Ou bien, dans cette exposition du musée du quai Branly, les masques des Dogon se situent un peu loin des 133 grandes statues. Apparaissent le masque « oiseau picoreur », le masque « rhinocéros », le masque « crocodile », le masque « maison à étages » (qui est haut de 520 cm), le masque « singe blanc », le masque (et la poitrine postiche) de « jeune fille », le masque « antilope », le masque « kanaga » (en forme de croix de Lorraine)… Dans cette section de l’exposition, on voit un montage de 35 minutes du film (1974) de Jean Rouch.

Michel Leiris (L’Afrique fantôme, 1934) décrit les danses des masques. Des adolescents masqués en « jeunes filles » dansent « en mouvements lascifs, torsion du buste et du bas-ventre »… « Mais la danse du masque à étages est admirable. Le danseur marche d’abord en faisant onduler sa coiffure, ainsi qu’un long serpent dressé. (…) D’un mouvement lent, le grand masque incline sa construction, de manière que sa cime vienne toucher le sol, puis il recule, traînant ce mât doucement. »

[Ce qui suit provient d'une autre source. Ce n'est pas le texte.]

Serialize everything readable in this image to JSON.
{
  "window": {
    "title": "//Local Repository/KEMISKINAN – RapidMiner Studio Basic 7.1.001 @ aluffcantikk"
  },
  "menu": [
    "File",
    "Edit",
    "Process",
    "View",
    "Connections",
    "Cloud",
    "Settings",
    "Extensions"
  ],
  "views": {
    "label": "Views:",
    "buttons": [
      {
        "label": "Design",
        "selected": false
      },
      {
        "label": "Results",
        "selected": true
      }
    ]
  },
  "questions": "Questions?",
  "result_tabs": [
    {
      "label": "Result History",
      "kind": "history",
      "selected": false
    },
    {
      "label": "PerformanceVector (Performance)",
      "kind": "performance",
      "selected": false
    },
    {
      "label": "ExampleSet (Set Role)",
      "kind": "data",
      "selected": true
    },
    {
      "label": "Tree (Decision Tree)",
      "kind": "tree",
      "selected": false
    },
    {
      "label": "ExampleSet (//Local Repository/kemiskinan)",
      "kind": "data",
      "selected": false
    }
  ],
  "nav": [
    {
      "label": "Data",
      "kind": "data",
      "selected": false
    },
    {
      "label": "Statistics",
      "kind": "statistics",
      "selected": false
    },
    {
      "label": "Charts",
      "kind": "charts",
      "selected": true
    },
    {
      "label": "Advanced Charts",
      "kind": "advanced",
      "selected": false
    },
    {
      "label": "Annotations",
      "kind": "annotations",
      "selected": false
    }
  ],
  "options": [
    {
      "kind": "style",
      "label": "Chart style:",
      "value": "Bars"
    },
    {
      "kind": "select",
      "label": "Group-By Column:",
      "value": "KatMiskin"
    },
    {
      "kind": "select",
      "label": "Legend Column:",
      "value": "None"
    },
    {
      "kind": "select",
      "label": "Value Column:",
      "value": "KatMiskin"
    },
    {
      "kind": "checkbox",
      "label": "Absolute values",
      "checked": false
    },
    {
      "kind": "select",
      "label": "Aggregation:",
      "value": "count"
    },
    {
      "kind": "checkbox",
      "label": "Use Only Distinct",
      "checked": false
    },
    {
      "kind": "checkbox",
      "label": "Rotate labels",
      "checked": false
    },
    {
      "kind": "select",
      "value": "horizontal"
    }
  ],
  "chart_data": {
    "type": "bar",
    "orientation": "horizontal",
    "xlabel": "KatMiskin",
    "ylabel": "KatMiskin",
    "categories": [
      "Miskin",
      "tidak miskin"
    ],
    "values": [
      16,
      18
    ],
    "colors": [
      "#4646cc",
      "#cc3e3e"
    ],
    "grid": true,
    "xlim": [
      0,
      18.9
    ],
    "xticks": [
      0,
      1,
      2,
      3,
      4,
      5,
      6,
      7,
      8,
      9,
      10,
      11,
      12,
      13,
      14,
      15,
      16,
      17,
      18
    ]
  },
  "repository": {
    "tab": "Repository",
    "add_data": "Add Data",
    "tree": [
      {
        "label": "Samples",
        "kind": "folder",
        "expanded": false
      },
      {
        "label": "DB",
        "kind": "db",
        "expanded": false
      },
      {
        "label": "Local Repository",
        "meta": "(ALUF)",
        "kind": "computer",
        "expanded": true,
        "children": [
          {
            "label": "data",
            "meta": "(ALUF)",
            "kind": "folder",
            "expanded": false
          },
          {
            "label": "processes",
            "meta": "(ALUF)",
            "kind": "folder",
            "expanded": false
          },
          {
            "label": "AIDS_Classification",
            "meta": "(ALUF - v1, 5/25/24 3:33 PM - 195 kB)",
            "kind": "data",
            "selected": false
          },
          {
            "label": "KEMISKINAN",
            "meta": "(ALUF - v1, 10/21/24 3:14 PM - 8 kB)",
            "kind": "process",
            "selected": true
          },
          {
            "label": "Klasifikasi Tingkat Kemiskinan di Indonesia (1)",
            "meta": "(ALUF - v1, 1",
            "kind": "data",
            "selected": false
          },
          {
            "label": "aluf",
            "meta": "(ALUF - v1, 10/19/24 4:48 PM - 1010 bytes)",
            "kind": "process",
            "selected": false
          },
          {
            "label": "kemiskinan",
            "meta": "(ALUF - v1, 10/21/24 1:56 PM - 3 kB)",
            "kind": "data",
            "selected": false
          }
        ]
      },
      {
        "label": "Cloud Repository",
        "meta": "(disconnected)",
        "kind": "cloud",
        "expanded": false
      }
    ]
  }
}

Et Marcel Griaule (Masques dogons, 1938) cite les encouragements adressés à celui qui danse avec son masque de gazelle : « Salut ! chèvre de brousse / Les tambours battent, battent bien / Tous les hommes ont les yeux sur toi / les jeunes femmes ont les yeux sur toi. » Un chant s’adresse à la jeune fille : « Salut ! jeune fille / tous les enfants ont les yeux sur toi / Tous tes amants ont les yeux sur toi / Tu as une belle chair / Tu as de belles jambes agiles / Tu as de beaux bras. »

1. Le pays dogon est situé au centre-est de la république du Mali.